Sorted Dataset (36.94 Seconds to do a proc sort):

• Proc SQL - 10.82 Seconds
• Proc Means using a by statement - 9.31 Seconds
• Proc Means using a class statement (nway) - 6.07 Seconds
• Data Step using by statement (I used the code from Joe's answer) - 8.97 Seconds

As you can see, I wouldn't recommend using the data step with the hash object method shown above since it took twice as long as the proc sql.

I'm not sure why proc means with a by statement took longer then proc means with a class statement, but I tried this on a bunch of different datasets and saw similar differences in runtimes (I'm using SAS 9.3 on Linux 64).
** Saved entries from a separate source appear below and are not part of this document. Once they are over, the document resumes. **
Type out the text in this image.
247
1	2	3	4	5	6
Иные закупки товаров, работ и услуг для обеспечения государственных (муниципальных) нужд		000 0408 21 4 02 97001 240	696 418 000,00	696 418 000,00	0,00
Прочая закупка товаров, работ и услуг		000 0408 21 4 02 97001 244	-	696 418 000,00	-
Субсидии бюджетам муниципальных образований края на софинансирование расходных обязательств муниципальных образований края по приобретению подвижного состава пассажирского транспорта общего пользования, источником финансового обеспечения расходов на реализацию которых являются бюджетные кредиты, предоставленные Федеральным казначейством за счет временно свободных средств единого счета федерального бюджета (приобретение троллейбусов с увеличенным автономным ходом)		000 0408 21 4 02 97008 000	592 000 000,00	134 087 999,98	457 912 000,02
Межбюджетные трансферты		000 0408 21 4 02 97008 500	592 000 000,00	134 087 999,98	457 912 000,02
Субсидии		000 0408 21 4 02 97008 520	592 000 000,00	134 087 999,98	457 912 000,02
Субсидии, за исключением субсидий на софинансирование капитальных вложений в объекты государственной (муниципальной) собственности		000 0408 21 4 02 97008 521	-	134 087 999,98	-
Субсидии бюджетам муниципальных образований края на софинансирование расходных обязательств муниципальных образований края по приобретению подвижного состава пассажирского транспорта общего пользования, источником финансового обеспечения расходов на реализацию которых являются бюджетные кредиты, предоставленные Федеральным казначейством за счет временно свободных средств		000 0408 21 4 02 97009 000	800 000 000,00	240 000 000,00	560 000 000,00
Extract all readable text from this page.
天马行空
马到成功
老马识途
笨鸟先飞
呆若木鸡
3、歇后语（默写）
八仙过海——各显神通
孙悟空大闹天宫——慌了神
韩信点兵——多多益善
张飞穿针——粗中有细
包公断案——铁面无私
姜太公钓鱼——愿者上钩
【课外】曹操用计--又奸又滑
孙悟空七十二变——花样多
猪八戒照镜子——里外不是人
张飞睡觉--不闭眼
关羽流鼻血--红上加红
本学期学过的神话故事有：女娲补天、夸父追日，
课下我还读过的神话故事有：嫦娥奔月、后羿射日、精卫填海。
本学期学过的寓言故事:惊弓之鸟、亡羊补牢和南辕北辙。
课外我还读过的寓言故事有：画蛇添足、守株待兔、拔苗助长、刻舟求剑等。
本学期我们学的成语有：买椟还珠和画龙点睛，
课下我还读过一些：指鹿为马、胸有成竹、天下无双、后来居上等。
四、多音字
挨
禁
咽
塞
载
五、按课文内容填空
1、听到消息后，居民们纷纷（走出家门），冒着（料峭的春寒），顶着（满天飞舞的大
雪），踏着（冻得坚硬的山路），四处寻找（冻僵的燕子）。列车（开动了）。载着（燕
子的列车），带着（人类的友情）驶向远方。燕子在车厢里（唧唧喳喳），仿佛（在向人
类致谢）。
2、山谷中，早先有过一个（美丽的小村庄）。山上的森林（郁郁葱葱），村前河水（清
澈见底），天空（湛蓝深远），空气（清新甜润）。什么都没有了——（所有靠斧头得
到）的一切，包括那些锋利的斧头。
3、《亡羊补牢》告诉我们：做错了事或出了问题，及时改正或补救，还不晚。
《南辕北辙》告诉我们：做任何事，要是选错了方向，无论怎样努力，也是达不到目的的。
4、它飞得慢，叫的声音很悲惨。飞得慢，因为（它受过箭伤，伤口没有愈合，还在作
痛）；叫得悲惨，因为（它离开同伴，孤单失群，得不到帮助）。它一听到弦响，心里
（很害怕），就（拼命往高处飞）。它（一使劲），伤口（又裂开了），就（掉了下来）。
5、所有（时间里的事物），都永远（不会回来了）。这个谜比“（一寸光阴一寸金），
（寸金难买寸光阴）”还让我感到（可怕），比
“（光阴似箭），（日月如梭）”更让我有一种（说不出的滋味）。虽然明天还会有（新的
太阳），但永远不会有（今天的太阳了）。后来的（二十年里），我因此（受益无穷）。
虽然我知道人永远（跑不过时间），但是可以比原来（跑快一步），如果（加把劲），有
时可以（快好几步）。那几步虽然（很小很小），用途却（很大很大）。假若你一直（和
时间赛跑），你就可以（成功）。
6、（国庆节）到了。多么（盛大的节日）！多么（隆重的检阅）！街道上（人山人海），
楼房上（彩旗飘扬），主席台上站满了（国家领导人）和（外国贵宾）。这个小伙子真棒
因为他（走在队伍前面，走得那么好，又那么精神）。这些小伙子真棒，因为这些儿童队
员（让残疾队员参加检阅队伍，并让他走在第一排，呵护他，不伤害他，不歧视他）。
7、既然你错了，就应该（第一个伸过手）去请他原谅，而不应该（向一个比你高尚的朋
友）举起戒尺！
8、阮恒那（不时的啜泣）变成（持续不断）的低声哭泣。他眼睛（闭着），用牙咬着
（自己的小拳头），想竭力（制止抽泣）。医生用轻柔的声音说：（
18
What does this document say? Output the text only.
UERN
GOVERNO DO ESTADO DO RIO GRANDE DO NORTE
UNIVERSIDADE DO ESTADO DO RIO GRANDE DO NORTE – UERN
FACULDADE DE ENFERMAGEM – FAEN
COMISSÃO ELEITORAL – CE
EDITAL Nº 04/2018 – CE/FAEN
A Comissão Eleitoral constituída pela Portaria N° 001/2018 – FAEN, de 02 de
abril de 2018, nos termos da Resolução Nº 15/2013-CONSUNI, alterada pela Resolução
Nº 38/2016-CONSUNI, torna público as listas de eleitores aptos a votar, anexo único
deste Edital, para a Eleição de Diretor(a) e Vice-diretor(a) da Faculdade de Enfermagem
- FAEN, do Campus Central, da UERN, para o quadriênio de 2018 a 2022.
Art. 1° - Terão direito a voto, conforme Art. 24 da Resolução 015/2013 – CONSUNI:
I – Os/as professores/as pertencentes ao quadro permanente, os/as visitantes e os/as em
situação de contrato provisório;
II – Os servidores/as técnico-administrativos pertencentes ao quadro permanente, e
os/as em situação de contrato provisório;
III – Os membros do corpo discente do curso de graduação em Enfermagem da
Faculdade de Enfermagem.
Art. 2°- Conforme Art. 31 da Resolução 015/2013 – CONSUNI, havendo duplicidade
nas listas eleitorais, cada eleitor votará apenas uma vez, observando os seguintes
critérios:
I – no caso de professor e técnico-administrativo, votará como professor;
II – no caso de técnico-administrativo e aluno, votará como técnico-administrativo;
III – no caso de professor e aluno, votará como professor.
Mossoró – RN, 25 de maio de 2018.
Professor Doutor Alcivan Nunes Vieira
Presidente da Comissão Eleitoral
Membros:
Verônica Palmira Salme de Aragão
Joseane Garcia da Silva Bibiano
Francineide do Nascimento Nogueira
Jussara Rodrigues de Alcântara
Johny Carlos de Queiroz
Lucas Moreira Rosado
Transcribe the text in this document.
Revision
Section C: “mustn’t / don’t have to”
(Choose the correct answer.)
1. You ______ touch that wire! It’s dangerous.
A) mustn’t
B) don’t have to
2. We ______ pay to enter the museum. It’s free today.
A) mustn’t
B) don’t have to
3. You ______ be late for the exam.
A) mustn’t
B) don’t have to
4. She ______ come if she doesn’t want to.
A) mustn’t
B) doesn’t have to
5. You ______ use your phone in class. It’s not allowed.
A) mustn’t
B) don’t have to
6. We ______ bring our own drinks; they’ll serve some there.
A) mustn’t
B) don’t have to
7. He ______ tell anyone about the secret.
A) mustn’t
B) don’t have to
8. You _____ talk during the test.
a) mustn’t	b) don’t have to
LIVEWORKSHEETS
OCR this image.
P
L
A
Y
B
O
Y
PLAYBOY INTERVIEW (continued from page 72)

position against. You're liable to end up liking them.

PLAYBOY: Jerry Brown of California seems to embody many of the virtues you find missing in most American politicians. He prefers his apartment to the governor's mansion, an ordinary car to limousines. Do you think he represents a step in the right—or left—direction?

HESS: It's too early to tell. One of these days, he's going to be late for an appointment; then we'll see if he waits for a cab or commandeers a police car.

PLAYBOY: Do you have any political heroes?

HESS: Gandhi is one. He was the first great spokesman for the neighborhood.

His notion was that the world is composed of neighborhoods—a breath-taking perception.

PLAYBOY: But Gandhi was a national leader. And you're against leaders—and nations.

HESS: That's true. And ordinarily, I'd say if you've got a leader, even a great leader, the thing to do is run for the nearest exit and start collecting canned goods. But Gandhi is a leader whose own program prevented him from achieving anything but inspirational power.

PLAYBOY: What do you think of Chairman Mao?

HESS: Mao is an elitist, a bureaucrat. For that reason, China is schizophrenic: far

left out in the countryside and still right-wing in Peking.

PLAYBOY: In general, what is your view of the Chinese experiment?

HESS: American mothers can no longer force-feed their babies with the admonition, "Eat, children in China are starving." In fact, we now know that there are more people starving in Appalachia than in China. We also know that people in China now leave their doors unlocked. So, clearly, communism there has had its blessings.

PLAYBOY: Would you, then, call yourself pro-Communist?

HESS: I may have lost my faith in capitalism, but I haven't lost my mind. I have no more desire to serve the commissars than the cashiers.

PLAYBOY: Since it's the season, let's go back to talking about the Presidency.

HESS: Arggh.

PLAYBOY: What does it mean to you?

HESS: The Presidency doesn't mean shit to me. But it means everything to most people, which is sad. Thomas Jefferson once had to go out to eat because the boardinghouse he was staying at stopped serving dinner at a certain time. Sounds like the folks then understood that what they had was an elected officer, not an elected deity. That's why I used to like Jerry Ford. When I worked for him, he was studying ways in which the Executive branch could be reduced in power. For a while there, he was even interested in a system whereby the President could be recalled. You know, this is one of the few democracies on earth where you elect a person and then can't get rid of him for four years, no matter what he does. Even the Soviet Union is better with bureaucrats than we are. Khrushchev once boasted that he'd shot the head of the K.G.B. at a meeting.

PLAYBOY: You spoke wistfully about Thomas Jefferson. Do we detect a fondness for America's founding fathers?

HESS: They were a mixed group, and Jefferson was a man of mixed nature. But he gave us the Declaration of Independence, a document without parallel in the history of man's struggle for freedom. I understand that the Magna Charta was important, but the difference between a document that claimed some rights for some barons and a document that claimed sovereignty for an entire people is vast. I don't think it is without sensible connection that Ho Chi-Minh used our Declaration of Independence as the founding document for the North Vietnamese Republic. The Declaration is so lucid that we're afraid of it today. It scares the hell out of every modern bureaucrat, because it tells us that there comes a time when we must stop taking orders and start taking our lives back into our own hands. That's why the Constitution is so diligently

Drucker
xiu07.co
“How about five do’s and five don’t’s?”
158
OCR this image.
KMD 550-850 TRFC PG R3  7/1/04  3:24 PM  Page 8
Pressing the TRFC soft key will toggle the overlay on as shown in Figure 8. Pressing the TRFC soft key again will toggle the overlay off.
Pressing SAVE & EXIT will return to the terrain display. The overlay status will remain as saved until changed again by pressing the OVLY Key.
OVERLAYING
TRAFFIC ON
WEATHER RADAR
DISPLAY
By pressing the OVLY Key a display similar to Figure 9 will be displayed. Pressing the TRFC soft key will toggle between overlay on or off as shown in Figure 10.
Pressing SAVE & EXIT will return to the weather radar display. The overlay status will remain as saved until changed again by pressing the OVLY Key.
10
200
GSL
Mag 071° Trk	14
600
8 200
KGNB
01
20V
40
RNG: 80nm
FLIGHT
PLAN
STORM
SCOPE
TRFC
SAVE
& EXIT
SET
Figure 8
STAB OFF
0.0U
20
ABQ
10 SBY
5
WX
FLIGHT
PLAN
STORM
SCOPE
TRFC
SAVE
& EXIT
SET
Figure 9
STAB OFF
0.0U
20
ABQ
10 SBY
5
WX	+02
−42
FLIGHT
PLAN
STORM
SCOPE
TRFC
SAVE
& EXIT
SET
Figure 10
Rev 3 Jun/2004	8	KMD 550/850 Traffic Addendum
Something to keep in mind is that these runtimes might be completely different for your situation but I would recommend using the the following code to do the summation:

proc means data=issues1 noprint nway;
  class request area;
  var issue_count resolved_count;
  output out=issues2(drop=_:) sum=;
run;

Answer 3

Awkward, I think, to do it in a data step at all - summing and resetting variables at each level of the by variables would work. A hash object might also do the trick.

Perhaps the simplest non-Proc SQL method would be to use Proc Summary:-

proc summary data = issues1 nway missing;
  class request area;
  var issue_count resolved_count;
  output out = issues2 sum(issue_count) = issue_count sum(resolved_count) = resolved_count ;
run;

Answer 4

Here's the temporary array method. This is the "simplest" of them, making some assumptions about the request and area values; if those assumptions are faulty, as they often are in real data, it may not be quite as easy as this. Note that while in the below the data does happen to be sorted, I don't rely on it being sorted and the process don't gain any advantage from it being sorted.

data issues1;
do request=1 to 1e5;
  do area = 1 to 7;
    do issueNum = 1 to 1e2;
      issue_count = floor(rand('Uniform')*7);
      resolved_count = floor(rand('Uniform')*issue_count);
      output;
    end;
  end;
end;
run;

data issues2;
set issues1 end=done;
array ra_issue[1100000] _temporary_;
array ra_resolved[1100000] _temporary_;
*array index = request||area, so request 9549 area 6 = 95496.;
ra_issue[input(cats(request,area),best7.)] + issue_count;
ra_resolved[input(cats(request,area),best7.)] + resolved_count;
if done then do;
  do _t = 1 to dim(ra_issue);
    if not missing(ra_issue[_t]) then do;
      request = floor(_t/10);
      area    = mod(_t,10);
      issue_count=ra_issue[_t];
      resolved_count=ra_resolved[_t];
      output;
      keep request area issue_count resolved_count;
    end;
  end;
end;
run;

That performed comparably to PROC MEANS with CLASS, given the simple data I started it with. If you can't trivially generate a key from a combination of area and request (if they're character variables, for example), you would have to store another array of name-to-key relationships which would make it quite a lot slower if there are a lot of combinations (though if there are relatively few combinations, it's not necessarily all that bad). If for some reason you were doing this in production, I would first create a table of unique request+area combinations, create a Format and an Informat to convert back and forth from a unique key (which should be very fast AND give you a reliable index), and then do this using that format/informat rather than the cats / division-modulus that I do here.